Now that the holiday madness is in full swing, in my head I am thrilled to start a New Year. I look forward to filling up my schedule with fun plans and setting goals to get organized and start fresh. The energy I have to do things from day one of a new year is amazing. I tell myself that no matter how lazy I am during the holidays, I will get focused come January 1st; however, until January 1st, I sit here feeling fat daily. I want nothing more than to drink a bottle of wine, eat some apple pie with ice cream, and watch movies while cuddling under a blanket near the fire. Sorry not sorry.

Despite my anger towards these eight weeks of laziness, I find a lot of comfort in the delicious homemade foods, fancy cocktails, yummy desserts, and endless treats. This comfort continually blinds me to the fact that every bite I take will add another dimple on my behind and another roll on my waste. In the moment while eating, I don’t consider how hard it will be to fit in my denim, or how many miles I will have to run to burn off the additional muffin top; I focus solely on how many lazy, comfort food, cuddle days I can spend indoors, stuffing my face, while lounging in my pajamas.

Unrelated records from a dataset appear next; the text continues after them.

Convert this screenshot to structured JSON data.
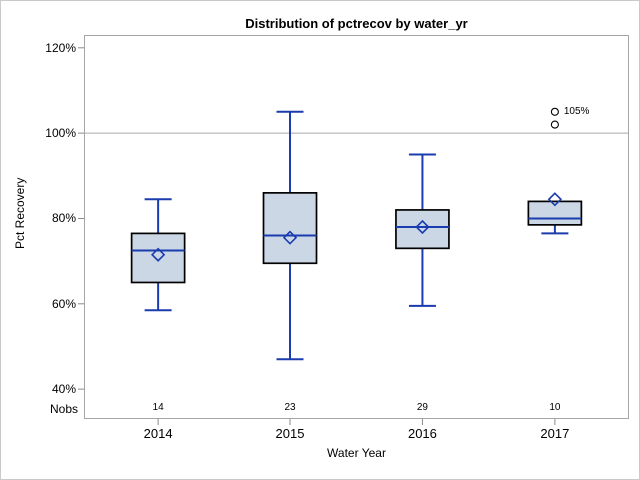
{
  "chart_data": {
    "type": "boxplot",
    "title": "Distribution of pctrecov by water_yr",
    "xlabel": "Water Year",
    "ylabel": "Pct Recovery",
    "ylim": [
      33,
      123
    ],
    "yticks": [
      120,
      100,
      80,
      60,
      40
    ],
    "ytick_suffix": "%",
    "grid": false,
    "reference_line_y": 100,
    "nobs_row_label": "Nobs",
    "categories": [
      "2014",
      "2015",
      "2016",
      "2017"
    ],
    "series": [
      {
        "category": "2014",
        "nobs": "14",
        "whisker_low": 58.5,
        "q1": 65,
        "median": 72.5,
        "q3": 76.5,
        "whisker_high": 84.5,
        "mean": 71.5,
        "outliers": []
      },
      {
        "category": "2015",
        "nobs": "23",
        "whisker_low": 47,
        "q1": 69.5,
        "median": 76,
        "q3": 86,
        "whisker_high": 105,
        "mean": 75.5,
        "outliers": []
      },
      {
        "category": "2016",
        "nobs": "29",
        "whisker_low": 59.5,
        "q1": 73,
        "median": 78,
        "q3": 82,
        "whisker_high": 95,
        "mean": 78,
        "outliers": []
      },
      {
        "category": "2017",
        "nobs": "10",
        "whisker_low": 76.5,
        "q1": 78.5,
        "median": 80,
        "q3": 84,
        "whisker_high": 84,
        "mean": 84.5,
        "outliers": [
          {
            "value": 102,
            "label": ""
          },
          {
            "value": 105,
            "label": "105%"
          }
        ]
      }
    ],
    "colors": {
      "box_fill": "#ccd7e6",
      "box_border": "#000000",
      "whisker": "#1a3cae",
      "median": "#1a3cae",
      "mean_marker": "#1a3cae",
      "outlier_stroke": "#000000",
      "outlier_fill": "#ffffff",
      "reference_line": "#a9a9a9",
      "plot_border": "#a6a6a6",
      "tick": "#8a8a8a",
      "text": "#000000"
    }
  }
}
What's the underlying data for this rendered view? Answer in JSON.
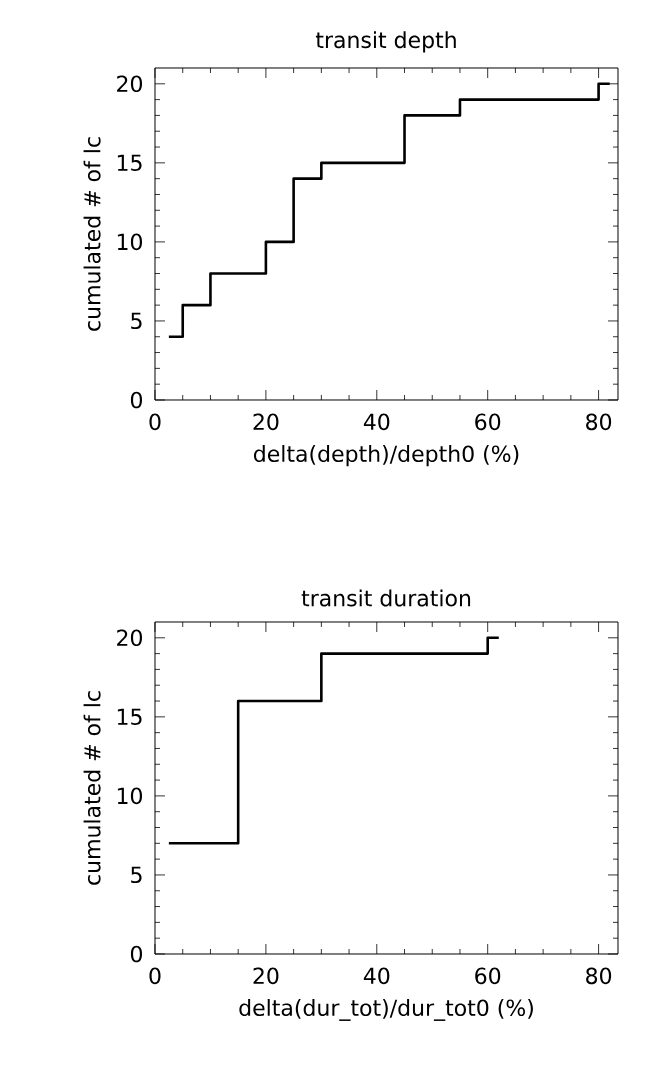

The reality will hit me the Monday after all the holidays are over and I have to go back to work. That day is brutal.

Soon I will say farewell to the pecan pie and hello to the chicken salad!  Until then, all I can do is embrace my holiday curves. Next year I should start my November off ten pounds under my usual weight so I can eat the foods I love and not feel like such a failure. I’m officially getting too old for this shit!
 Happy Holidays! Good luck with your holiday pounds.